In a post-hoc analysis from pooled data of two randomized controlled trials we assessed the association between demographical (gender, age, smoking habits, family history of inflammatory bowel disease), clinical variables (duration of symptoms, mean number of stools/watery stools per day, abdominal pain, clinical remission) and histological data (thickness of the collagen band, inflammation of the lamina propria, total numbers of intraepithelial lymphocytes, degeneration). Moreover, we analyzed the predictive value of baseline parameters on clinical outcome in a logistic regression model.

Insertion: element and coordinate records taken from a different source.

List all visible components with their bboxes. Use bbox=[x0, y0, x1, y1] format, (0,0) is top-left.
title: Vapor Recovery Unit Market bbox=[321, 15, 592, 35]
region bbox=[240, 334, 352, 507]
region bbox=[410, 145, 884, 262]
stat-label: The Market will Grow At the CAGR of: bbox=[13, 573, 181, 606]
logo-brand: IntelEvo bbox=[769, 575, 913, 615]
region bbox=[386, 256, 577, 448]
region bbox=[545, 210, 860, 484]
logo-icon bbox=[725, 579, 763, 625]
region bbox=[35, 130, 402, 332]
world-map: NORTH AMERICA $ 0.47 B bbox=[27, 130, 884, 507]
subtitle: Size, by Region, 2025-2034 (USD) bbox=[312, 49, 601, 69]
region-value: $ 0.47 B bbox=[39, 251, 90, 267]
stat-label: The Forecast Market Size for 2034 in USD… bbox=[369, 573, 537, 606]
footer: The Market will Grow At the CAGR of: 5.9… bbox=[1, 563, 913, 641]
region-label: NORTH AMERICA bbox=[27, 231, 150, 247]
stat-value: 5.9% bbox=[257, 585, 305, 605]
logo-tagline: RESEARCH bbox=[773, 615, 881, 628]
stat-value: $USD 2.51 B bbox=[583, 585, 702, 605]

Pooled data from 202 patients with active CC were available thereof 36% current smokers, 29% former smokers and 35% non-smokers. Smoking status was associated with decreased ability to achieve clinical remission (current smokers vs non-smokers: OR 0.31, 95% CI: 0.10-0.98, p=0.045; former smokers vs non-smokers: OR 0.19, 95% CI: 0.05-0.73, p=0.016). Current smokers had an increased mean number of watery stools at baseline compared to non-smokers (p=0.051) and increased mean number of watery stools per se was associated with decreased likelihood to obtain clinical remission (OR 0.63, 95% CI: 0.47-0.86, p=0.003). Patient's characteristics or histology at baseline had no association with clinical parameters or any predictive value on clinical outcome.
Smoking worsens clinical symptoms in CC and is associated with increased number of watery stools and decreased likelihood to achieve clinical remission. There is no significant association between histology and clinical data.